Warhurst was commenting about the move by David Epstein last year from a position as the Prime Minister's closest adviser to head of government relations for Qantas:
"The appointment breaches the spirit if not the letter of the Lobbying Code of Conduct and makes a mockery of the intentions of the scheme to calm popular concerns after the squalid Burke affair in Western Australia. It clearly allows a situation where big corporate money is allowed to buy special access to government. Epstein has not been offered this job because of his 'good looks' or even his undoubted generic skills and broad experience, but because he is an insider. He not only knows how the Rudd government works at the highest level but also how the levers of government can be pulled.
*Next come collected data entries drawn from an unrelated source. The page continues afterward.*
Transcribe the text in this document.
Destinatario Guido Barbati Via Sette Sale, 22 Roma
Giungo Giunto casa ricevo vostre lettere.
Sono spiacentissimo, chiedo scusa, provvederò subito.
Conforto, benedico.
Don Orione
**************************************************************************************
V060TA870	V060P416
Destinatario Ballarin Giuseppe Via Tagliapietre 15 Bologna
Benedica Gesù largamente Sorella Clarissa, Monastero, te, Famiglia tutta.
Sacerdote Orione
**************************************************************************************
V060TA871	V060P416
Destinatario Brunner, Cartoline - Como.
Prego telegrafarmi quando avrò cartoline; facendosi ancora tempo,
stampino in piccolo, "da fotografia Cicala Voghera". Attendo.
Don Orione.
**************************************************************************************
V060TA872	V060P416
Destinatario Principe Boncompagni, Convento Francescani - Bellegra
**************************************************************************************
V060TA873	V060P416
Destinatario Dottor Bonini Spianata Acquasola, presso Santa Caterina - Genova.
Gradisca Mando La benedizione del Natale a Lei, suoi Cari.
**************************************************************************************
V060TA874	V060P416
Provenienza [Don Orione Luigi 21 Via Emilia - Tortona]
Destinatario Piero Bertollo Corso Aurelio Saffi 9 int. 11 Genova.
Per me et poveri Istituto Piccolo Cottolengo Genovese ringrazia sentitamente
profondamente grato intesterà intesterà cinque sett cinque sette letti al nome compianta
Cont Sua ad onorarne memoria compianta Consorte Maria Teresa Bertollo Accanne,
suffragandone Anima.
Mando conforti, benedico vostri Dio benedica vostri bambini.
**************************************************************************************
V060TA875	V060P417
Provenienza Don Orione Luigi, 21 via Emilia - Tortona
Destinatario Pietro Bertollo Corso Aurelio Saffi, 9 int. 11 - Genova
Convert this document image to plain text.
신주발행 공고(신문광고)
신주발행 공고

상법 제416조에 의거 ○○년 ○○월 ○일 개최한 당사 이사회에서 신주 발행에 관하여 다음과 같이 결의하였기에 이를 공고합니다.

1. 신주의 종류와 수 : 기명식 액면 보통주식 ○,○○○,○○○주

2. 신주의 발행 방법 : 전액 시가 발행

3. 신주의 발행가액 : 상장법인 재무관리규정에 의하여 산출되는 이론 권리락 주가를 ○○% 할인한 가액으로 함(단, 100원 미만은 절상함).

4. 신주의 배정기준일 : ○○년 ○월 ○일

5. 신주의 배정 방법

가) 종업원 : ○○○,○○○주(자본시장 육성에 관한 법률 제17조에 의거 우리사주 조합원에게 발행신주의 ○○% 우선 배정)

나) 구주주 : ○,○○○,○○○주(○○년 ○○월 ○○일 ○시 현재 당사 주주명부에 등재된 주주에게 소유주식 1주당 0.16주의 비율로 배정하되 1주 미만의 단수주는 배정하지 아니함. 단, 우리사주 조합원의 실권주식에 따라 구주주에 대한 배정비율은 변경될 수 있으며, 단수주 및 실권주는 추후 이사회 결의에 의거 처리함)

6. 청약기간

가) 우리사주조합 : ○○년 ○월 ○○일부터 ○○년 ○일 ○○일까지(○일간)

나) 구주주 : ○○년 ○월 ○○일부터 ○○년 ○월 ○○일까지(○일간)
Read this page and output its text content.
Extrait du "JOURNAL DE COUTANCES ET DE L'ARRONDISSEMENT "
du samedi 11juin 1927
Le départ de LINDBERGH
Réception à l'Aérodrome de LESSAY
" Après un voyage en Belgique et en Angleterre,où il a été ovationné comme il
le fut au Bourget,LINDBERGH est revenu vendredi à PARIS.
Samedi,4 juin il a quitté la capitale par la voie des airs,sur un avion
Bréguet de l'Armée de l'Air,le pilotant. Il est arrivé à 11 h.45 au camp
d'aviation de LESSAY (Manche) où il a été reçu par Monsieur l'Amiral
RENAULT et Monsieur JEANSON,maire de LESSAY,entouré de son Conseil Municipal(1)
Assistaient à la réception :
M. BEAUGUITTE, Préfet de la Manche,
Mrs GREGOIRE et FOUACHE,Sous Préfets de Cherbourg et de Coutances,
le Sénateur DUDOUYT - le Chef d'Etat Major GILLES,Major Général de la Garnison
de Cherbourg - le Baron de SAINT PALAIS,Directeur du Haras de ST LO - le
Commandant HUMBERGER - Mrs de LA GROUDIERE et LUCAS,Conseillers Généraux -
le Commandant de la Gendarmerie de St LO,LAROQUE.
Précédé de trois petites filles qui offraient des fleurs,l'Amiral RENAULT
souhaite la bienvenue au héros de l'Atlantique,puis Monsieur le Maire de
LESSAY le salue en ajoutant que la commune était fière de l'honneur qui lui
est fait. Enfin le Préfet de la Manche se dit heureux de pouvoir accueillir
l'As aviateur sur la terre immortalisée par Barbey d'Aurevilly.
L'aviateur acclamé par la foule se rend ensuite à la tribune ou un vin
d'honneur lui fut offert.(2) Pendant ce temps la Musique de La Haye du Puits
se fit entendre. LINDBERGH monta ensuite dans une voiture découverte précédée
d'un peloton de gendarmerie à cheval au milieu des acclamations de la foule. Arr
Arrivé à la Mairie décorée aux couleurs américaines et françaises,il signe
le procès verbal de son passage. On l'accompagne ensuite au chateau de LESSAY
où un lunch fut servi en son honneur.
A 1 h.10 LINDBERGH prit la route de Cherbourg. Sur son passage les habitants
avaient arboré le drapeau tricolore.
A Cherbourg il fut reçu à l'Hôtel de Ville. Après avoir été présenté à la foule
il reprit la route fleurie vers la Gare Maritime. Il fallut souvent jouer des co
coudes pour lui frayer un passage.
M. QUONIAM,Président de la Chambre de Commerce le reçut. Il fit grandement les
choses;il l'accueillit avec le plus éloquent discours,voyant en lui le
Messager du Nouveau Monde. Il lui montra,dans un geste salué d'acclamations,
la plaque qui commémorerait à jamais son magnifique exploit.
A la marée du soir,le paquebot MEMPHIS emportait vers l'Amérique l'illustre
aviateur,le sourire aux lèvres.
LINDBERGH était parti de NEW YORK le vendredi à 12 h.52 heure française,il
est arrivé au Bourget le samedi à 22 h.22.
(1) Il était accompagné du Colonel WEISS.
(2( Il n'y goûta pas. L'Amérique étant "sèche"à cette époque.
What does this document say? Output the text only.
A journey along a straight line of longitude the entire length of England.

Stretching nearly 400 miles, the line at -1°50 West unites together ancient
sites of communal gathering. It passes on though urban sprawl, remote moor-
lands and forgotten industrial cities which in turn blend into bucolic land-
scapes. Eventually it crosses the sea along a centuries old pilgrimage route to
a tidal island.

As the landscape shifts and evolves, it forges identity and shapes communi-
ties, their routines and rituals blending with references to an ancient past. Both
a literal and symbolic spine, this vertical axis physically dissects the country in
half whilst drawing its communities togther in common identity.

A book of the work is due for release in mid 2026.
The unfortunate consequence is to reinforce once again the widespread popular belief that Australian democracy is not played on a level field."
Epstein was a lobbyist in the "hired gun" sense before he joined Rudd's team and in the US would now fall foul of a new Obama order both in coming in, and going out of government:
"If you are a lobbyist entering my administration, you will not be able to work on matters you lobbied on or in the agencies you lobbied during the previous two years. When you leave government, you will not be able to lobby my administration for as long as I am president."
Registration of lobbyists-even a comprehensive scheme- is a small step forward (30,000 are registered in Washington and that doesn't seem to have fixed much), but in many areas associated with guarding against undue or improper influence, we're miles behind best practice standards such as publicly available information about what contacts lobbyists have with government, bans on gifts and political donations, and post separation employment. In NSW despite an ICAC recommendation in 2004 there is still no cooling-off period when a minister leaves office- resigning Premier Bob Carr's almost immediate move to Macquarie Bank setting the bar at a depressingly low but still within the law level.